USA - Arizona. 4 death row prisoners have tested positive for coronavirus and another 5 are showing symptoms

26 April 2020 :

 

4 death row prisoners have tested positive for coronavirus and another 5 are showing symptoms at the Arizona prison with the most confirmed cases, a defense attorney told The Associated Press. The 1st case on death row surfaced last week at the prison complex in Florence, which accounts for 22 of the 34 infections in Arizona prisons. 3 other prisoners have since tested positive, said Dale Baich, who leads death penalty appeals in the Federal Public Defender’s Office in Arizona. It’s unknown whether the 5 death row prisoners with symptoms have been tested. The Florence prison houses nearly 3,600 people, including the 114 men in Arizona who have been sentenced to die. Corrections officials didn’t answer questions from the AP about how many death row prisoners have tested positive for COVID-19 and whether the five with symptoms had been tested. They also have declined to say whether any prisoners who tested positive for the virus have died. In Arizona, the 1st death row prisoner to test positive was Patrick Bearup.
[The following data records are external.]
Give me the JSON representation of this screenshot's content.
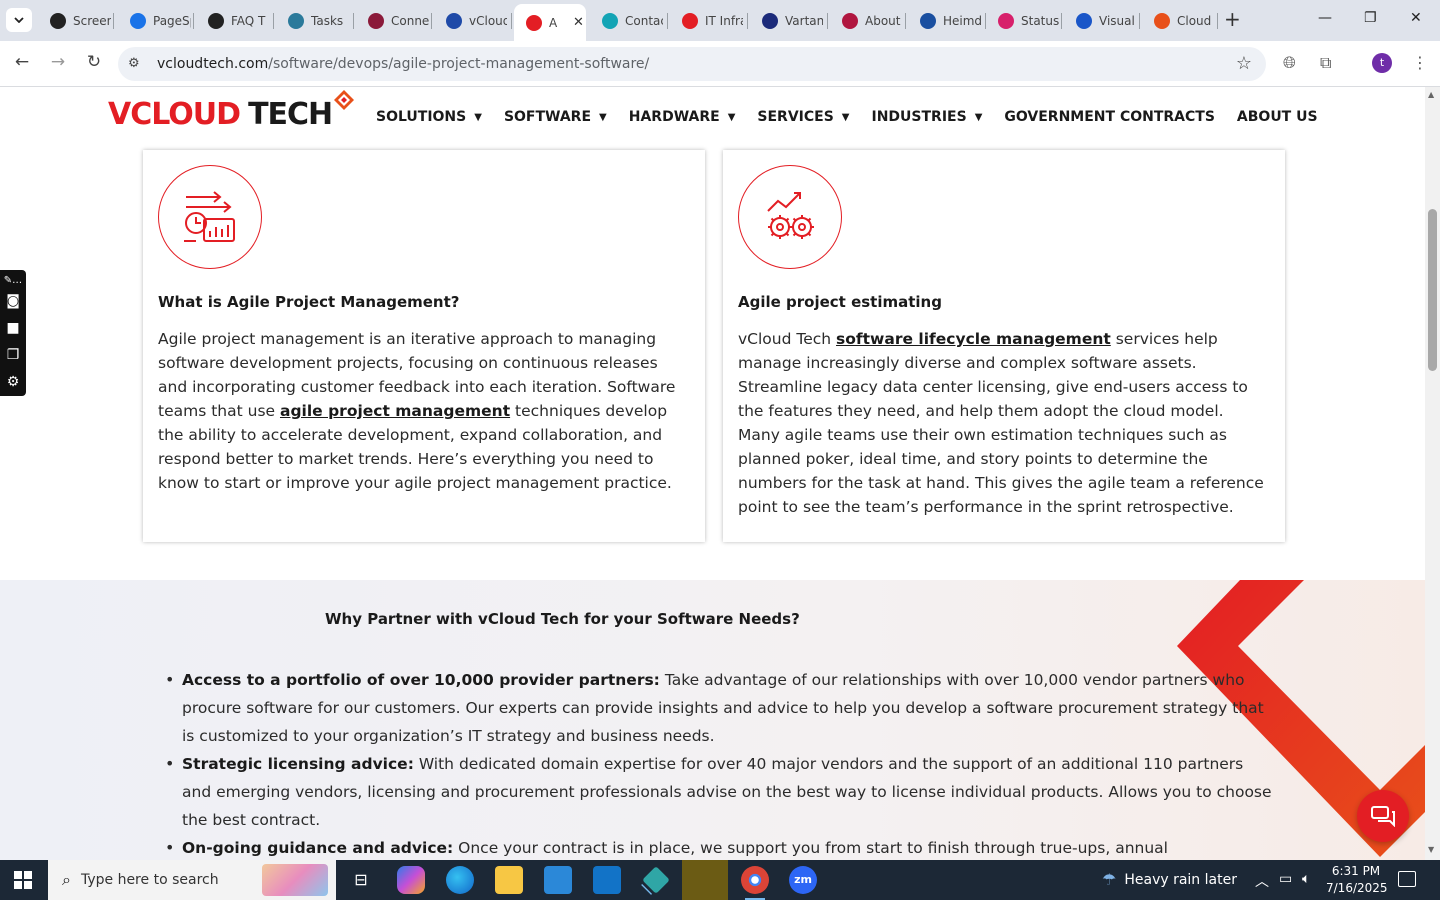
{
  "browser": {
    "tabs": [
      {
        "label": "Screen",
        "color": "#222222"
      },
      {
        "label": "PageSpeed",
        "color": "#1a73e8"
      },
      {
        "label": "FAQ T",
        "color": "#222222"
      },
      {
        "label": "Tasks",
        "color": "#2b7a9b"
      },
      {
        "label": "Connect",
        "color": "#8b1a3a"
      },
      {
        "label": "vCloud",
        "color": "#1f4aa8"
      },
      {
        "label": "A",
        "color": "#e31e24"
      },
      {
        "label": "Contact",
        "color": "#13a4b5"
      },
      {
        "label": "IT Infra",
        "color": "#e31e24"
      },
      {
        "label": "Vartana",
        "color": "#1b2a7a"
      },
      {
        "label": "About",
        "color": "#b0163f"
      },
      {
        "label": "Heimdal",
        "color": "#1a4fa0"
      },
      {
        "label": "Status",
        "color": "#d7206b"
      },
      {
        "label": "Visual",
        "color": "#1a56c8"
      },
      {
        "label": "Cloud",
        "color": "#e8501a"
      }
    ],
    "url_host": "vcloudtech.com",
    "url_path": "/software/devops/agile-project-management-software/",
    "profile_initial": "t"
  },
  "site": {
    "logo": {
      "v": "V",
      "cloud": "CLOUD",
      "tech": "TECH"
    },
    "menu": [
      {
        "label": "SOLUTIONS",
        "caret": true
      },
      {
        "label": "SOFTWARE",
        "caret": true
      },
      {
        "label": "HARDWARE",
        "caret": true
      },
      {
        "label": "SERVICES",
        "caret": true
      },
      {
        "label": "INDUSTRIES",
        "caret": true
      },
      {
        "label": "GOVERNMENT CONTRACTS",
        "caret": false
      },
      {
        "label": "ABOUT US",
        "caret": false
      }
    ],
    "cards": [
      {
        "title": "What is Agile Project Management?",
        "text_before": "Agile project management is an iterative approach to managing software development projects, focusing on continuous releases and incorporating customer feedback into each iteration. Software teams that use ",
        "link": "agile project management",
        "text_after": " techniques develop the ability to accelerate development, expand collaboration, and respond better to market trends. Here’s everything you need to know to start or improve your agile project management practice."
      },
      {
        "title": "Agile project estimating",
        "text_before": "vCloud Tech ",
        "link": "software lifecycle management",
        "text_after": " services help manage increasingly diverse and complex software assets. Streamline legacy data center licensing, give end-users access to the features they need, and help them adopt the cloud model. Many agile teams use their own estimation techniques such as planned poker, ideal time, and story points to determine the numbers for the task at hand. This gives the agile team a reference point to see the team’s performance in the sprint retrospective."
      }
    ],
    "partner": {
      "heading": "Why Partner with vCloud Tech for your Software Needs?",
      "items": [
        {
          "bold": "Access to a portfolio of over 10,000 provider partners:",
          "text": " Take advantage of our relationships with over 10,000 vendor partners who procure software for our customers. Our experts can provide insights and advice to help you develop a software procurement strategy that is customized to your organization’s IT strategy and business needs."
        },
        {
          "bold": "Strategic licensing advice:",
          "text": " With dedicated domain expertise for over 40 major vendors and the support of an additional 110 partners and emerging vendors, licensing and procurement professionals advise on the best way to license individual products. Allows you to choose the best contract."
        },
        {
          "bold": "On-going guidance and advice:",
          "text": " Once your contract is in place, we support you from start to finish through true-ups, annual maintenance"
        }
      ]
    },
    "brand_red": "#e31e24"
  },
  "taskbar": {
    "search_placeholder": "Type here to search",
    "weather": "Heavy rain later",
    "time": "6:31 PM",
    "date": "7/16/2025"
  }
}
Baich declined to reveal the identities of the 3 others. In a brief phone interview Monday with the AP, Bearup said he and several other prisoners with confirmed cases were quarantined in a filthy, roach-infested building at the complex in Florence. Bearup, who was convicted of killing 40-year-old Mark Mathes in 2002, said corrections officials weren't prepared to deal with the sick prisoners. He said they weren’t being given adequate supplies to clean cells and the quality of the water in the quarantine area where he is housed made him want to vomit. Bearup, who has asthma, was being treated with a nebulizer device, which administers medication to the lungs. Previously, corrections officials said they were separating prisoners with flu-like symptoms from the general prison population, providing soap for cleaning housing areas and good hygiene, and waiving a $4 medical copayment that prisoners must pay for receiving treatment for cold and flu symptoms. Overall, Arizona has more than 5,700 confirmed cases of the virus, with 249 deaths.